Hij keek glimlachend op haar neer. ‘Ik zie hem al hangen in ons toekomstige huis.’

‘Echt?’ Ze was ademloos van geluk. ‘Waar dan? Je had het over het huis in Somerset… Had je dat in gedachten?’

‘Geen idee eigenlijk. Daar moeten we het nog maar eens over hebben, maar het zal in ieder geval hier in de buurt zijn. Ik weet niet wat je ervan vindt om in mijn huis te wonen, want Francie blijft totdat ze helemaal is genezen, en misschien wel langer. Ik kan ook het huis in Somerset verkopen en dan hier samen iets zoeken, als je wilt.’

‘Kunnen we niet gewoon in jouw huis blijven wonen als we getrouwd zijn? Ik kan het goed met Francie vinden, en ik ben stapel op Harry. Zij zijn voor mij precies wat ik altijd heb gemist, en ik wil ook voor ze zorgen. Ik zou het heerlijk vinden om te weten dat we bij elkaar horen als gezin. Als Francie helemaal is hersteld, kan ze altijd nog beslissen wat ze doet.’

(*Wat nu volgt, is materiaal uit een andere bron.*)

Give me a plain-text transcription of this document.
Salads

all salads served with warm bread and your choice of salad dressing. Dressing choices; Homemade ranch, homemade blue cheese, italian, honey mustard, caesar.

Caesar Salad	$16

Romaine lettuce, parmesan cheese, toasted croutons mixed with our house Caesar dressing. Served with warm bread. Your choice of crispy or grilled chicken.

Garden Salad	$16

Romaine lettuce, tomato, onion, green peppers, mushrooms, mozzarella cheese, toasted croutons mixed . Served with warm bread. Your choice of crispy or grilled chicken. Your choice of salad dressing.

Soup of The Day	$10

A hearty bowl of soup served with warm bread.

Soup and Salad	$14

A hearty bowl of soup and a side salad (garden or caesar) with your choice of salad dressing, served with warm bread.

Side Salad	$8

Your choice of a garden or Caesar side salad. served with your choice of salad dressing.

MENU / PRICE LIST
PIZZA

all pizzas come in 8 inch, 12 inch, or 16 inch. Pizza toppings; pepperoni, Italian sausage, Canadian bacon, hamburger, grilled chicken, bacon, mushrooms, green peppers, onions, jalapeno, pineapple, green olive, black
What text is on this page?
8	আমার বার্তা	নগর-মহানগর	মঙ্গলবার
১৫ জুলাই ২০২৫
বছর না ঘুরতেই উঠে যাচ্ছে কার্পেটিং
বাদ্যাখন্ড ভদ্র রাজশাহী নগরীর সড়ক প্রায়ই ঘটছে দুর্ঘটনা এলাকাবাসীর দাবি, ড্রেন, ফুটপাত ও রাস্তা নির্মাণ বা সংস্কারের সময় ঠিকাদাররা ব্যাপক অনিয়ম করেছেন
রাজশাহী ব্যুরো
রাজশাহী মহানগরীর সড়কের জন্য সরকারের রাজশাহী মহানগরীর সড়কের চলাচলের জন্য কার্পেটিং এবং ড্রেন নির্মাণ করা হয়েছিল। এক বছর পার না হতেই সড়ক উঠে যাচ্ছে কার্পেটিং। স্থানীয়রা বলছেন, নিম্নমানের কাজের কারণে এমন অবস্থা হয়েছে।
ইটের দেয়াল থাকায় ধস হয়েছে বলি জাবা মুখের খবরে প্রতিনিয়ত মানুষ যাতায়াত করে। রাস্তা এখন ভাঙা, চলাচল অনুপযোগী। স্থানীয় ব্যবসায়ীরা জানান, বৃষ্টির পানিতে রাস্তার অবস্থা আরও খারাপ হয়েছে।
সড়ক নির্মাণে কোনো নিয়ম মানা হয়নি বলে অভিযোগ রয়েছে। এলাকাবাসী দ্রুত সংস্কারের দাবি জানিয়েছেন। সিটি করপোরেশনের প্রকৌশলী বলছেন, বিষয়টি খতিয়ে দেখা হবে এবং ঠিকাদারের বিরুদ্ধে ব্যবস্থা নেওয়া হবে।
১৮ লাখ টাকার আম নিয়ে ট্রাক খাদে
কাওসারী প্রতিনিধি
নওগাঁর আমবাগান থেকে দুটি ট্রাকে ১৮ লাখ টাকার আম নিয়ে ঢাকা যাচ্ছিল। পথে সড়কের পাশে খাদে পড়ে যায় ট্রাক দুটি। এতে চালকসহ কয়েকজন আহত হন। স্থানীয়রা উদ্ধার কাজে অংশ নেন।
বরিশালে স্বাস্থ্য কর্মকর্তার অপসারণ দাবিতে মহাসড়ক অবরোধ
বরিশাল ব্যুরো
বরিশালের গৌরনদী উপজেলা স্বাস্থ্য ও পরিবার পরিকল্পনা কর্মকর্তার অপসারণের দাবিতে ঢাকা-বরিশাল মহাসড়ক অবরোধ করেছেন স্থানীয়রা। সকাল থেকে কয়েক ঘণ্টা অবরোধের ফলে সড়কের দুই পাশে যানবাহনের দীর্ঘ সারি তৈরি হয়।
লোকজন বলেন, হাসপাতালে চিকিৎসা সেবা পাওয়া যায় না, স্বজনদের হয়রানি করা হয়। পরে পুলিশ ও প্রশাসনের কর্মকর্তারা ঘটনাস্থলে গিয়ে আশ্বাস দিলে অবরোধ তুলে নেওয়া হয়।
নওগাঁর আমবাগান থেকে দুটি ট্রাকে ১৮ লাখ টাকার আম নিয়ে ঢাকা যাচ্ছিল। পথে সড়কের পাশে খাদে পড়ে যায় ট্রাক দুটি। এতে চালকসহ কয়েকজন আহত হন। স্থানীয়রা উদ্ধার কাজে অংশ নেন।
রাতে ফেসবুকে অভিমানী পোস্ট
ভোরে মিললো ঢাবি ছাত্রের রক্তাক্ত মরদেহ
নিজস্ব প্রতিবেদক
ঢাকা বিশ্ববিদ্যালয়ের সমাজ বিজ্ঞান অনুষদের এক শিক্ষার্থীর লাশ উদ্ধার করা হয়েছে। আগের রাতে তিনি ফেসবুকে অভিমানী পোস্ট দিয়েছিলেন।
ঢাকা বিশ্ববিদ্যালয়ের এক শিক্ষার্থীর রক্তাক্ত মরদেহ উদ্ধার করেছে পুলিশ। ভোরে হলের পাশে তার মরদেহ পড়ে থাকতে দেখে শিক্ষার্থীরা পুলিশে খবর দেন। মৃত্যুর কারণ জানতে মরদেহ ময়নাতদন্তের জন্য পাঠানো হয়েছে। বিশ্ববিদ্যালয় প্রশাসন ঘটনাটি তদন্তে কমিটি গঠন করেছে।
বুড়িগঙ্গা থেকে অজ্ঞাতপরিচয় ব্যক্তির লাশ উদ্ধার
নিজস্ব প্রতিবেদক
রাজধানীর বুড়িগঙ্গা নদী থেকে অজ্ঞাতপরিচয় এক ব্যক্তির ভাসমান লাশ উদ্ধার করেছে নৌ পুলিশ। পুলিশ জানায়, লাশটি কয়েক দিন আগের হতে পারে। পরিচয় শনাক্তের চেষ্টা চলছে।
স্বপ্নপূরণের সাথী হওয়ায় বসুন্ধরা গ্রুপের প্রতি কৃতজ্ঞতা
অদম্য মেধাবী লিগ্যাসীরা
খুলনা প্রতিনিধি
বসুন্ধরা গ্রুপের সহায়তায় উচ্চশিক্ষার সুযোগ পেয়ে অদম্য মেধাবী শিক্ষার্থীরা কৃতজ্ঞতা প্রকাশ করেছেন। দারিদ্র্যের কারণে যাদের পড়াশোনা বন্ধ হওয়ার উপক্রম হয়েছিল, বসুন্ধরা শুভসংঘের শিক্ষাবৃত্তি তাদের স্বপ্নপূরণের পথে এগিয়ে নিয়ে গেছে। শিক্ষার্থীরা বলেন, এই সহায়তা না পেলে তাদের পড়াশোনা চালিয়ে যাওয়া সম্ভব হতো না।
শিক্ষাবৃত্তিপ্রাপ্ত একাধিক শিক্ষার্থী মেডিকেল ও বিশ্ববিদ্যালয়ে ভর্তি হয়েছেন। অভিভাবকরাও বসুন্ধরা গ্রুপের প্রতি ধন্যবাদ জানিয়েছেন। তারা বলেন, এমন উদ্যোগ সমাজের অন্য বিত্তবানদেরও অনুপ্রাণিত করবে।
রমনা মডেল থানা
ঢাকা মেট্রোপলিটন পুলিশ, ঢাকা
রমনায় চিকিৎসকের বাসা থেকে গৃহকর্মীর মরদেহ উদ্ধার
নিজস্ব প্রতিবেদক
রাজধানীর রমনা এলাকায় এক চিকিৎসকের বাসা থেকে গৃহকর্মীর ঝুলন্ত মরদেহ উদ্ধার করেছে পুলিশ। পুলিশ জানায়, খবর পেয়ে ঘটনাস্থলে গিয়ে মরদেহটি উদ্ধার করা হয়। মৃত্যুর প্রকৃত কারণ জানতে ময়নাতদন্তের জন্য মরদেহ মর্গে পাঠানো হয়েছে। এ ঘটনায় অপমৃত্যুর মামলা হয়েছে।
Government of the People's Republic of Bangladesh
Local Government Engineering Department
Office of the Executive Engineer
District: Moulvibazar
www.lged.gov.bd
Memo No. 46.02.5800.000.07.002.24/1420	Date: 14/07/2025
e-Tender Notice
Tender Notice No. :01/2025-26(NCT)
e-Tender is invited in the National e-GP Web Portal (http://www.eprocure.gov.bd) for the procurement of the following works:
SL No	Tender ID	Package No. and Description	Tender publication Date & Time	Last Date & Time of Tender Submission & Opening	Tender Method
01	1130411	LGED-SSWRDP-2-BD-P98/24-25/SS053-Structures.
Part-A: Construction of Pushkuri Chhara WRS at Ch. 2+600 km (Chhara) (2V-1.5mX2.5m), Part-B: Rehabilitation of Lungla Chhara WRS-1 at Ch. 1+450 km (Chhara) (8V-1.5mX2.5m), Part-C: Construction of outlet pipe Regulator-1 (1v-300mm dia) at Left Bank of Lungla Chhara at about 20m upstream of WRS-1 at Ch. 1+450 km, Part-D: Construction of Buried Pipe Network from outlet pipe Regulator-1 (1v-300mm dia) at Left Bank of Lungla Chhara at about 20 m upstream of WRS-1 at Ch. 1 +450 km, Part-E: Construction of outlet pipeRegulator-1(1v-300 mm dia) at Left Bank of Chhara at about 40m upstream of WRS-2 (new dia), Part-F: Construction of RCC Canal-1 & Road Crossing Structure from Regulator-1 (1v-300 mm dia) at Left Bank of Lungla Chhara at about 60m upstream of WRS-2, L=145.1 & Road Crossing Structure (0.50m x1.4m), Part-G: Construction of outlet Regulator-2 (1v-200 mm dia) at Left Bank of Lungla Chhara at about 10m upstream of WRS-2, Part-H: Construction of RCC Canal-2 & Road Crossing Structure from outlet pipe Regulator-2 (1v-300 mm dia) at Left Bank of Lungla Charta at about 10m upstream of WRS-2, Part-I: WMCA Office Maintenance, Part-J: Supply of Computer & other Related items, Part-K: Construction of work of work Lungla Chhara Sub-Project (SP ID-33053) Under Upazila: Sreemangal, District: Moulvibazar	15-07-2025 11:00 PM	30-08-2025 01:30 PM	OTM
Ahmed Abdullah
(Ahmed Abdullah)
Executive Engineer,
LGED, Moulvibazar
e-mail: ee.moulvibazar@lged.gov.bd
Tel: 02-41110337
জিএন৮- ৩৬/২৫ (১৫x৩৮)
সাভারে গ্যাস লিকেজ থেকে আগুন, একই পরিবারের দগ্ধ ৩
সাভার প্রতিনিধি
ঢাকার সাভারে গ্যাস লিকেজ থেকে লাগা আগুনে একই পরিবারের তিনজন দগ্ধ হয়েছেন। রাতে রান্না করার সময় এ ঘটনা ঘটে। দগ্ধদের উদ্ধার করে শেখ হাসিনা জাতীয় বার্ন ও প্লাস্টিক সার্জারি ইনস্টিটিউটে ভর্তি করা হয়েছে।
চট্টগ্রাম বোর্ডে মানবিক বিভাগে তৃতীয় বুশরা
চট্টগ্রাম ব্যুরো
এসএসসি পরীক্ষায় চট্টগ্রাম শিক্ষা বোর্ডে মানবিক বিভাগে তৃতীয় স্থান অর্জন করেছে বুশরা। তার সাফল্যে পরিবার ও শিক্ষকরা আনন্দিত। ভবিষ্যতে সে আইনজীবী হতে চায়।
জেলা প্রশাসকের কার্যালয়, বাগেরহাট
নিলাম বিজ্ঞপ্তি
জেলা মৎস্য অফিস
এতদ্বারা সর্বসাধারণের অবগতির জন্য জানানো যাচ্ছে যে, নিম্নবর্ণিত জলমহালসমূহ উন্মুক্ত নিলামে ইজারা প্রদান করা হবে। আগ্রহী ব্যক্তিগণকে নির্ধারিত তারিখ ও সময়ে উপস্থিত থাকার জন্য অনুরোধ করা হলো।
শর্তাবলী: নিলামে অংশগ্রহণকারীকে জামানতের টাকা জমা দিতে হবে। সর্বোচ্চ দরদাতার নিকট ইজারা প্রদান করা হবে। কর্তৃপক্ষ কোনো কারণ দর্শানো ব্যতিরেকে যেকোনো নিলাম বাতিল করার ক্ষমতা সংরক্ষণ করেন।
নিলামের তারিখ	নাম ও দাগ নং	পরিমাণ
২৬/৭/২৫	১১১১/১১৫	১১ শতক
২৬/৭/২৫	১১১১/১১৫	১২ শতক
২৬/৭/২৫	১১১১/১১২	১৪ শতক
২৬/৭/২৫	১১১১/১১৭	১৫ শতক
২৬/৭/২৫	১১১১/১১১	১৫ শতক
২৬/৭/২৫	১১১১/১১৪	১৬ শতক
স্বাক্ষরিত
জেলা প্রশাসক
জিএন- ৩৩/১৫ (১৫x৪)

Teder kuste hij haar op de lippen. ‘Ik hoopte al dat je dat zou zeggen. Maar volgens mij heeft Jonathan daar ook nog wat over te zeggen. Hij zou geen fabriek in Wales openen als hij geen plannetje had. Ik ben ervan overtuigd dat hij en Francie uiteindelijk ook in het huwelijksbootje stappen.’

Megan streek over zijn wang. ‘Het klinkt allemaal geweldig,’ zei ze, en ze zuchtte. ‘Je hebt ook aan alles gedacht, hè?’

Het was Harry echter nog niet duidelijk wat er precies aan de hand was. ‘Betekent dat dat je niet weggaat?’ vroeg hij. ‘Ga je niet in Somerset wonen?’

‘Inderdaad,’ beaamde Theo. ‘Ik kan toch niet weg als jij thuis een puppy in de tuin wilt laten rondrennen? Je moeder kan er nog niet voor zorgen, dus daar moeten we maar iets op bedenken, hè? We kunnen maar beter bij elkaar in de buurt blijven, zodat je hem samen met Megan en mij kunt uitlaten.’

‘Wauw!’ riep Harry uit, op en neer springend. ‘Meen je dat?’

Theo knikte.

Het joch was uitzinnig van vreugde. ‘Een hondje! Ik krijg een hondje!’ Hij danste de keuken rond en stond toen lang genoeg stil om te vragen: ‘Weet mijn moeder het al? Vindt ze het goed?’

Theo knikte. ‘Het was eigenlijk haar idee. Ze dacht dat wandelen haar goed zou doen als ze weer kan lopen. En Jonathan zei dat hij haar elke dag zou komen opzoeken om te helpen.’

‘Ik krijg een hondje!’ Harry stond alweer te springen. ‘Ik moet het Sam vertellen.’ Hij rende naar de deur, maar stopte op de drempel. ‘Ik ben zo terug, hoor. Ik ben zo terug.’

‘Doe maar rustig aan,’ zei Theo glimlachend, en hij drukte zijn mond op Megans lippen. Genietend trok hij haar dicht tegen zich aan. ‘Je hoeft je echt niet te haasten.’